Sunlight is a wonderful thing.
As of this instant, Beasley has agreed to those conditions: a remarkable development, but not one that guarantees that any food will reach anyone. Remember what I said above about the hungry being systematically prevented from obtaining food? The rulers of the hunger-ridden regions have yet to have their say.
We sent a great deal of food to Ethiopia and Somalia when we were told they were starving. When it arrived it was promptly seized by those who held power: Mengistu Haile Maryam and Mohammad Farad Aidid. None of it ever reached the starving commoners whose plight had touched our hearts and opened our wallets. The dictators and warlords, on the other hand, ate well – then sold what they didn’t eat to persons and organizations beholden to them.
The media, ever hungry for their own sort of nutrition – “crises” and “emergencies” sell air time and column-inches – cooperate willingly. As usual, Robert A. Heinlein, through one of his patented “older and wiser” characters, has illuminated the matter:
“Half the food on this planet is in the black market, or is not reckoned through one ruling or another. Or they keep two sets of books, and figures submitted to the F.N. having nothing to do with the economy. Do you think that grain from Thailand and Burma and Australia is correctly reported to the Control Board by Great China? I’m sure that the India representative on that food board doesn’t. But India keeps quiet because she gets the lion’s share from Luna…and then ‘plays politics with hunger’–a phrase you may remember–by using our grain to control her elections. Kerala had a planned famine last year. Did you see it in the news?”

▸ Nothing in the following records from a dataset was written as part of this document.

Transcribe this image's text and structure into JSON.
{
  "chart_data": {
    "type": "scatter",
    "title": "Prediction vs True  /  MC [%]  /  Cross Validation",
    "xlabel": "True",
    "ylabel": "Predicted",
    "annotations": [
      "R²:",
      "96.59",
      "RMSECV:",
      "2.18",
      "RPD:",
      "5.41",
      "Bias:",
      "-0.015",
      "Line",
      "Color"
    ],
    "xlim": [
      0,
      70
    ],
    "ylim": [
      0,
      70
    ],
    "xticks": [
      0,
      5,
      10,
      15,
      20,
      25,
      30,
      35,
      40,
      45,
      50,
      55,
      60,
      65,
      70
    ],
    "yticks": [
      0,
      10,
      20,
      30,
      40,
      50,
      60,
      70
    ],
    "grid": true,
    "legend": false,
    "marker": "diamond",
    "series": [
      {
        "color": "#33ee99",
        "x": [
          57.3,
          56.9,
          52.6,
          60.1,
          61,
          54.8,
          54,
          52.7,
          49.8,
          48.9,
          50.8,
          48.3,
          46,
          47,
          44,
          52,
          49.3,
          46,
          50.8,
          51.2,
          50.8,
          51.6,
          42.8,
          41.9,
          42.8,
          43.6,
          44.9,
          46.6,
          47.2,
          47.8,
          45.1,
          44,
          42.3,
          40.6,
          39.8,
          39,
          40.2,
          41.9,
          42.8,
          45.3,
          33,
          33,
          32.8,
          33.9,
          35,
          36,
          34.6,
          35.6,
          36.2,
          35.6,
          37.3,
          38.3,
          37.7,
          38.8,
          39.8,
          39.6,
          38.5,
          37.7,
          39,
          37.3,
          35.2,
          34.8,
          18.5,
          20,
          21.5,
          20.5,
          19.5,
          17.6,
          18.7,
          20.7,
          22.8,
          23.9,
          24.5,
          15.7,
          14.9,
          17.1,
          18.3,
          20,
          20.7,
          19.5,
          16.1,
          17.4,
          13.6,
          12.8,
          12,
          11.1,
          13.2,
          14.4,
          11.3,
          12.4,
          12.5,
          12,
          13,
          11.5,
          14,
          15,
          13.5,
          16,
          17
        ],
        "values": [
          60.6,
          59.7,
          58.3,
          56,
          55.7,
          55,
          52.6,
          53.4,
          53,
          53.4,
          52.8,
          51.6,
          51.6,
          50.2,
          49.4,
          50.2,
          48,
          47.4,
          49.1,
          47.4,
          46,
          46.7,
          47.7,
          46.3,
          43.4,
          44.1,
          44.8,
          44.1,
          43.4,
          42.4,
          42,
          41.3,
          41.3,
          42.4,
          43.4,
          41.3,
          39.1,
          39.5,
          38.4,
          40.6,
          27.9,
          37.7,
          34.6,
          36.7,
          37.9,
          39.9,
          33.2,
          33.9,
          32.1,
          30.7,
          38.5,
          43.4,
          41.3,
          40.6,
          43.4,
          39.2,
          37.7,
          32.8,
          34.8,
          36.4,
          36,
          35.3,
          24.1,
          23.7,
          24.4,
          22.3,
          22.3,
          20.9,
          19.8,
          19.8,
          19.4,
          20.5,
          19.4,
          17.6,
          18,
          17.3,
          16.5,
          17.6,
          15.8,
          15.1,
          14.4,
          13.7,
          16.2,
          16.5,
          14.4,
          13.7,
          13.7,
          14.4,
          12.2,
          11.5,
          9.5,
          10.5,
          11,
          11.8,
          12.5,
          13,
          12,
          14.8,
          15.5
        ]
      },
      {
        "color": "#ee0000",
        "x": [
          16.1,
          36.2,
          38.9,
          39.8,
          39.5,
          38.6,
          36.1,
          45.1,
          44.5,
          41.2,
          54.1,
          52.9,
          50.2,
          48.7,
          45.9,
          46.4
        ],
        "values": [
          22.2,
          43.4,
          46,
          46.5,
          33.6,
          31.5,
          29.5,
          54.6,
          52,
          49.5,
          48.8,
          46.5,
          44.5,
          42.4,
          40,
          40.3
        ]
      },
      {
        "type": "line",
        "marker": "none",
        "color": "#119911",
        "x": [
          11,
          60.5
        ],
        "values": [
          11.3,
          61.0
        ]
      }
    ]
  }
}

“Because it wasn’t in the news. A managed democracy is a wonderful thing, Manuel, for the managers…and its greatest strength is a ‘free press’ when ‘free’ is defined as ‘responsible’ and the managers define what is ‘irresponsible.’ Do you know what Luna needs most?”
“A news system that does not bottleneck through one channel. Our friend Mike is our greatest danger.”
“Huh? Don’t you trust Mike?”
“Manuel, on some subjects I don’t trust even myself. Limiting the freedom of news ‘just a little bit’ is in the same category with the classic example ‘a little bit pregnant.'”
[From The Moon is a Harsh Mistress]
Many an activist gets a share of the gravy. The high incomes and luxurious homes of professional activists and the employees of their “charities” have often been in the news…yet few persons ever remark on the dissonance between their representation as selfless servants of the downtrodden and the lives they lead and the fortunes they possess.
No, not all activists are evil. Many are just stupid or horribly naive. Nearly all are completely ignorant of the conditions that conduce to prosperity…and hunger. Many would rather not know. The lessons of history are as lost on them as they are on the proponents of socialism. “This time, we’ll get it right” seems to be their mantra.
I await eagerly any news from the meeting of David Beasley and Elon Musk.